Local government workers consulted over pay

Members in England, Wales and Northern Ireland have their say on claim, while Scottish council workers vote on action over employers’ offer

Local government branches in England, Wales and Northern Ireland are being consulted over the pay claim for the next pay round.

It will cover hundreds of thousands of members in the three countries whose pay and conditions are negotiated at the national joint council for local government, or NJC.

The claim will be submitted jointly with other unions in June. UNISON head of local government Heather Wakefield called on members to make sure they give their views on the proposed claim to their branches in time for responses to be collated by the union’s regions on 26 May.

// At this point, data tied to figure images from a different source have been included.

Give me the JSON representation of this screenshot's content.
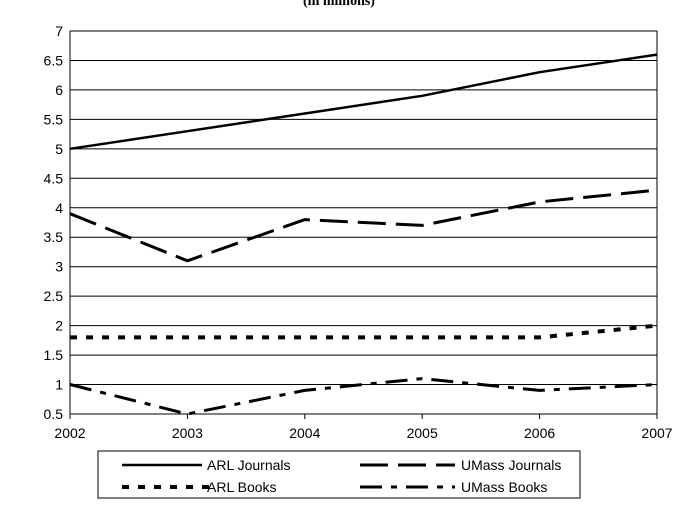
{
  "chart_data": {
    "type": "line",
    "title": "(in millions)",
    "xlabel": "",
    "ylabel": "",
    "x": [
      "2002",
      "2003",
      "2004",
      "2005",
      "2006",
      "2007"
    ],
    "ylim": [
      0.5,
      7
    ],
    "yticks": [
      "0.5",
      "1",
      "1.5",
      "2",
      "2.5",
      "3",
      "3.5",
      "4",
      "4.5",
      "5",
      "5.5",
      "6",
      "6.5",
      "7"
    ],
    "grid": true,
    "legend_position": "bottom",
    "series": [
      {
        "name": "ARL Journals",
        "values": [
          5.0,
          5.3,
          5.6,
          5.9,
          6.3,
          6.6
        ],
        "color": "#000000",
        "style": "solid"
      },
      {
        "name": "UMass Journals",
        "values": [
          3.9,
          3.1,
          3.8,
          3.7,
          4.1,
          4.3
        ],
        "color": "#000000",
        "style": "long-dash"
      },
      {
        "name": "ARL Books",
        "values": [
          1.8,
          1.8,
          1.8,
          1.8,
          1.8,
          2.0
        ],
        "color": "#000000",
        "style": "square-dot"
      },
      {
        "name": "UMass Books",
        "values": [
          1.0,
          0.5,
          0.9,
          1.1,
          0.9,
          1.0
        ],
        "color": "#000000",
        "style": "dash-dot"
      }
    ]
  }
}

Scotland’s local government workers are being balloted over potential industrial action in pursuit of their claim for a flat rate increase of £1,000 a year for all council staff.

The ballot opened on 11 May and closes on 30 May. A ballot helpline on 0800 0 858 857 will run from 17 May to 25 May.

The union is calling for a vote for industrial action and for every member to vote as the ballot is governed by the new Trade Union Act which requires that at least 50% of eligible members take part for any industrial action to be legal.

The union points out that pay is worth far less now than 10 years ago after years of pay restraint and inflation. This means that local government workers are seeing their living standards squeezed as the prices of food, gas and electricity, travel, food and childcare continue to rise.

The industrial action ballot comes after a consultative ballot of affected members in Scotland, saw them reject an employers’ final offer of:

  • a £350 flat-rate increase for everyone earning less than £35,000 a year – pro rata based on a 37-hour week;
  • a 1% increase for those earning £35,000 or more;
  • the Scottish local government living wage to be the minimum pay for all pay;
  • allowances including additional hours, contractual overtime and other allowances, which will be pensionable.